She said the investigation is a reminder that people often know little about those who live nearby.
“You don’t know your neighbor that well, so anything can happen,” she said.
Police cleared the complex late Tuesday night and the vehicles and caution tape have since been removed.
Lethbridge police have released few details about the search, saying only that officers were conducting a high-risk search and assisting Quebec authorities with the investigation.
It comes after a specialized national security unit within the RCMP announced Thursday that it has opened an investigation into ideologically motivated violent extremism.
The RCMP said branches of its Integrated Homeland Security Enforcement Team in Eastern Canada and the Northwest region are working together on a case that is separate from the homicide investigation led by Quebec provincial police.

These RCMP enforcement teams target terrorist groups or people who threaten national security.
While neither the RCMP nor Quebec provincial police have publicly released details about the suspected motive behind Monday’s shooting, Global News has reviewed a manifesto written by the suspected gunman that expresses hatred of women and calls for violence against police and high-powered figures such as bankers, CEOs and those working in the porn industry.

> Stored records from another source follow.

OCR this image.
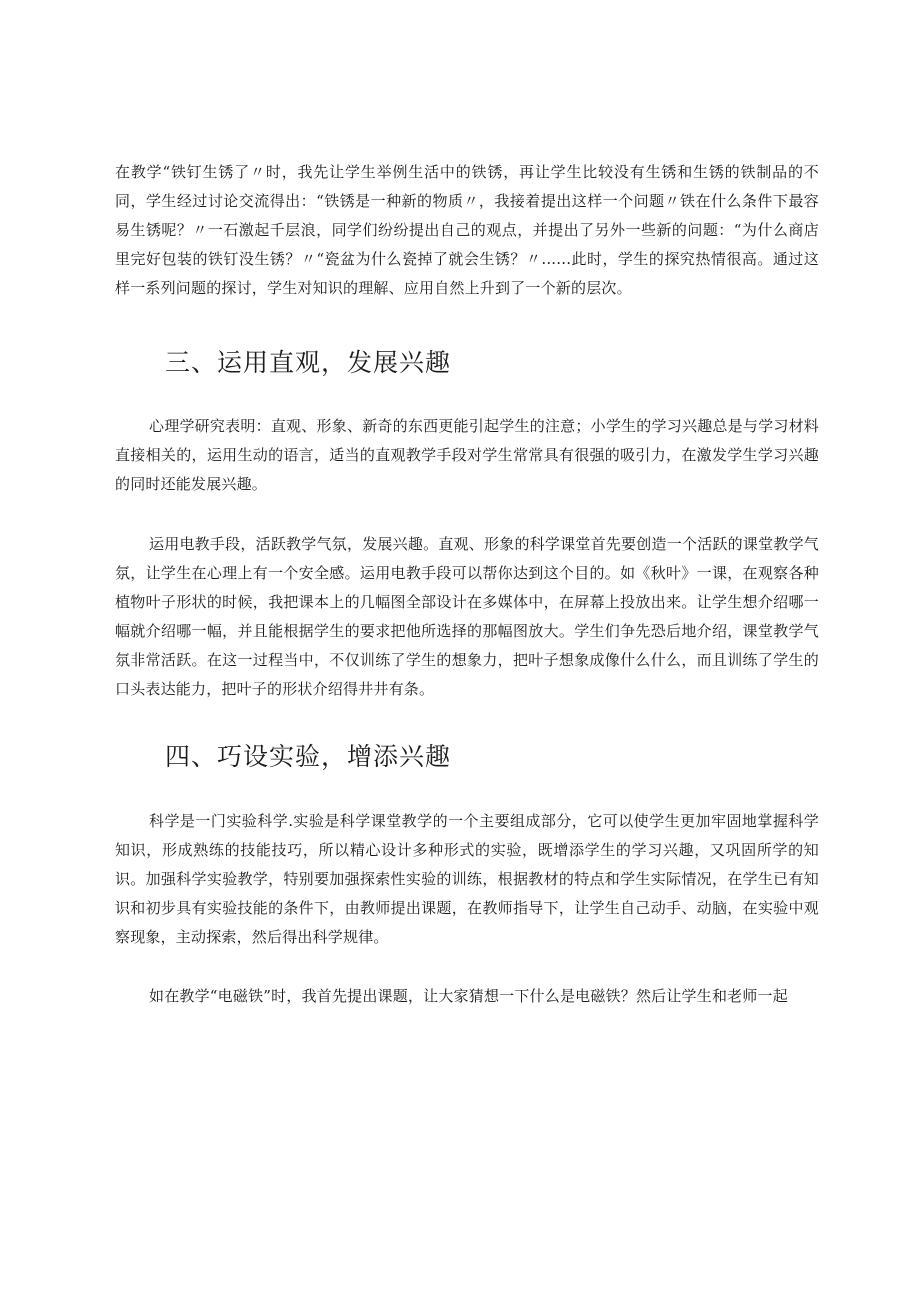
在教学“铁钉生锈了〃时，我先让学生举例生活中的铁锈，再让学生比较没有生锈和生锈的铁制品的不同，学生经过讨论交流得出：“铁锈是一种新的物质〃，我接着提出这样一个问题〃铁在什么条件下最容易生锈呢？〃一石激起千层浪，同学们纷纷提出自己的观点，并提出了另外一些新的问题：“为什么商店里完好包装的铁钉没生锈？〃“瓷盆为什么瓷掉了就会生锈？〃......此时，学生的探究热情很高。通过这样一系列问题的探讨，学生对知识的理解、应用自然上升到了一个新的层次。

三、运用直观，发展兴趣

心理学研究表明：直观、形象、新奇的东西更能引起学生的注意；小学生的学习兴趣总是与学习材料直接相关的，运用生动的语言，适当的直观教学手段对学生常常具有很强的吸引力，在激发学生学习兴趣的同时还能发展兴趣。

运用电教手段，活跃教学气氛，发展兴趣。直观、形象的科学课堂首先要创造一个活跃的课堂教学气氛，让学生在心理上有一个安全感。运用电教手段可以帮你达到这个目的。如《秋叶》一课，在观察各种植物叶子形状的时候，我把课本上的几幅图全部设计在多媒体中，在屏幕上投放出来。让学生想介绍哪一幅就介绍哪一幅，并且能根据学生的要求把他所选择的那幅图放大。学生们争先恐后地介绍，课堂教学气氛非常活跃。在这一过程当中，不仅训练了学生的想象力，把叶子想象成像什么什么，而且训练了学生的口头表达能力，把叶子的形状介绍得井井有条。

四、巧设实验，增添兴趣

科学是一门实验科学.实验是科学课堂教学的一个主要组成部分，它可以使学生更加牢固地掌握科学知识，形成熟练的技能技巧，所以精心设计多种形式的实验，既增添学生的学习兴趣，又巩固所学的知识。加强科学实验教学，特别要加强探索性实验的训练，根据教材的特点和学生实际情况，在学生已有知识和初步具有实验技能的条件下，由教师提出课题，在教师指导下，让学生自己动手、动脑，在实验中观察现象，主动探索，然后得出科学规律。

如在教学“电磁铁”时，我首先提出课题，让大家猜想一下什么是电磁铁？然后让学生和老师一起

The suspected gunman exchanged gunfire with police outside a hotel in the city’s Côte-des-Neiges neighborhood, across from the Montreal offices of Aylo, owner of adult entertainment brands including Pornhub.
Provincial police are leading the criminal investigation into the shooting. The province’s independent police watchdog is looking into officer intervention, as is required whenever someone dies during a police operation.
A large group of people gathered in Côte-des-Neiges on Thursday evening to protest against the so-called incel ideology.
Incel stands for “involuntary celibacy,” a term for an internet subculture dominated largely by men who blame women and social structures for their lack of sexual or romantic relationships.

The protest began at the memorial for the 1989 Polytechnic massacre, during which a gunman motivated by hatred for feminism killed 14 women at an engineering university in Montreal.
The demonstration was meant to spark a wider conversation about misogyny, violence against women and the online radicalization of some young people.
Organizers said they chose to gather at the Polytechnique memorial because they believe Monday’s shooting serves as a reminder that hate-fueled violence against women remains a threat.
“Monday’s shooting could have been another Polytechnic,” said activist Céleste Trianon. “It was pure luck that no women were killed.”